Pour être compétitif, il faut être sur des bateaux à foil [élément ressemblant à une aile, fixé sous la coque et qui soulève le bateau]. C'est passionnant parce qu'il y a beaucoup plus de technologies au niveau des foils mais aussi plus d'analyses. On rentre beaucoup plus dans le détail et dans la spécialisation. 

"Mais je suis heureuse d'avoir fait mon Vendée Globe sur un bateau à dérive avant parce que j'ai été en contact avec la mer pendant toute la course. Et ça, on ne l'a que sur les bateaux à dérive."

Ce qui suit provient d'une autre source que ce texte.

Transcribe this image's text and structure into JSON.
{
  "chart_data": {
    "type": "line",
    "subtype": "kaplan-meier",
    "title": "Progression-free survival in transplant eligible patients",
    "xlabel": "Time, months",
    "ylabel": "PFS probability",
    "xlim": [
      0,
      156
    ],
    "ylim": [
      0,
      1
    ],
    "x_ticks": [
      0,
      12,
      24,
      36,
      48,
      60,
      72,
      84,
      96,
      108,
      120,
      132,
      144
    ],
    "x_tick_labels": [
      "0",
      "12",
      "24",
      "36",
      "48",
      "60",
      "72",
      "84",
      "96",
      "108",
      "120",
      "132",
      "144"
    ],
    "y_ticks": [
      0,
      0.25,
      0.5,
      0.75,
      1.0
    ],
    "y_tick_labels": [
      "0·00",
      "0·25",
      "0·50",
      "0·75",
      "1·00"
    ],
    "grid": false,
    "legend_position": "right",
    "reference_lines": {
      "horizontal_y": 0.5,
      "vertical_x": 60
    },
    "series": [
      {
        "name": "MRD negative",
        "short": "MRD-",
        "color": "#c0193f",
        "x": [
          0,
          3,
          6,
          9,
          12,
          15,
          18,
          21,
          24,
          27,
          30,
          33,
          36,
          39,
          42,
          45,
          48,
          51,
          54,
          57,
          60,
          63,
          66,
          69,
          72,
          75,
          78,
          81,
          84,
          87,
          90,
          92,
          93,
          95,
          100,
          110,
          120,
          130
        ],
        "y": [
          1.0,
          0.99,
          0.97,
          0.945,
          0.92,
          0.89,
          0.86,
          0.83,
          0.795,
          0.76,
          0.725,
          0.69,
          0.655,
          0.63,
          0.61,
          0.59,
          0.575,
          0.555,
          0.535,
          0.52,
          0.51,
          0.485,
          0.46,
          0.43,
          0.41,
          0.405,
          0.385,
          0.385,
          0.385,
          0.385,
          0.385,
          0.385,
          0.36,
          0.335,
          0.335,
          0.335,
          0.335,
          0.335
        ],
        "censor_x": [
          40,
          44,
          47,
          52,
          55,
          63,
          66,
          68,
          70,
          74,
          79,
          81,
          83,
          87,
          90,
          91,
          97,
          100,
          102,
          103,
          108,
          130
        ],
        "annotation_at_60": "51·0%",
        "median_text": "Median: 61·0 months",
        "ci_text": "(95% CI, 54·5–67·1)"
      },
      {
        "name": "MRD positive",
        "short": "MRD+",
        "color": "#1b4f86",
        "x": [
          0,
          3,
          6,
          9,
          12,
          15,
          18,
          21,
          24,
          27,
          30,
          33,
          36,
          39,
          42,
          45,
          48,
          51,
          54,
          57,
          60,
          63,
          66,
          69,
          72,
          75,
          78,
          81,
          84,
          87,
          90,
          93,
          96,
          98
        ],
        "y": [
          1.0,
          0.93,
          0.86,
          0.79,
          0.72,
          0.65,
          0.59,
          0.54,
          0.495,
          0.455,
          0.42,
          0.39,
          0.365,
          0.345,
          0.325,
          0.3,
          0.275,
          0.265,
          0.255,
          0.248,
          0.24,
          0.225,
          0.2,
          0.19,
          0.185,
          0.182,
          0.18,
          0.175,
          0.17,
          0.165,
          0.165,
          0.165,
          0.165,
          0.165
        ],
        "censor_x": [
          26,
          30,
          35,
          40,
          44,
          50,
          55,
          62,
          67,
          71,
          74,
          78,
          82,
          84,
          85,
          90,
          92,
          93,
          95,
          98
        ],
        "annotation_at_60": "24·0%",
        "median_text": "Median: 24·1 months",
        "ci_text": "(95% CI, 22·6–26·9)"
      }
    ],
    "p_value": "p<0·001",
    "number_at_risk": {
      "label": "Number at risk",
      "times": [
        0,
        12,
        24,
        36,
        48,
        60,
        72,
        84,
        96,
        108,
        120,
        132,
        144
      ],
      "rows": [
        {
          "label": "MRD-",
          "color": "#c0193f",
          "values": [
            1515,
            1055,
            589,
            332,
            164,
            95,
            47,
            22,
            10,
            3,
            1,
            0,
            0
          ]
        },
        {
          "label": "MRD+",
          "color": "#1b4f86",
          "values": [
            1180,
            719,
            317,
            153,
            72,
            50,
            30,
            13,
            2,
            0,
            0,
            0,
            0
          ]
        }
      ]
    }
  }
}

Violette Dorange, skippeuse de DeVenir sur le Vendée Globe

à franceinfo: sport

Sur mon bateau, j'avais une casquette ouverte à l'arrière où je voyais tout le temps l'océan. Tous les jours, j'avais des albatros qui me suivaient. Sur les bateaux à foils, Clarisse Crémer me racontait qu'elle était obligée de ralentir pendant une minute pour sortir et profiter un tout petit peu et repartir. Je suis contente d'avoir vécu ça et en plus je l'ai vécu vraiment pleinement. Donc l'expérience sera différente. Il y aura un peu moins le côté aventure et nature car il y aura la compétition et la volonté d'aller chercher beaucoup plus loin.

Avez-vous hâte que l'attention médiatique redescende un peu afin que vous puissiez vous plonger complément sur votre prochain projet ?

Oui, j'ai hâte. Hier, j'ai visionné des images que j'avais prises pendant le Vendée Globe et j'ai trop hâte d'y retourner en 2028. Je regardais aussi des images de tempête, et même si c'était dur, c'est addictif aussi de se retrouver ainsi, seule au milieu de nulle part et de s'en sortir (sourire).

Qu'est-ce que vous retiendrez de ce Vendée Globe ?

Cela m'a donné un peu plus confiance en moi, ce qui n'était pas le cas avant. Là, je me dis que j'ai quand même fait un tour du monde ! Je sais que j'aime voyager sur mon bateau, de faire le tour du monde. Cela a toujours été mon rêve et je suis heureuse de l'avoir accompli.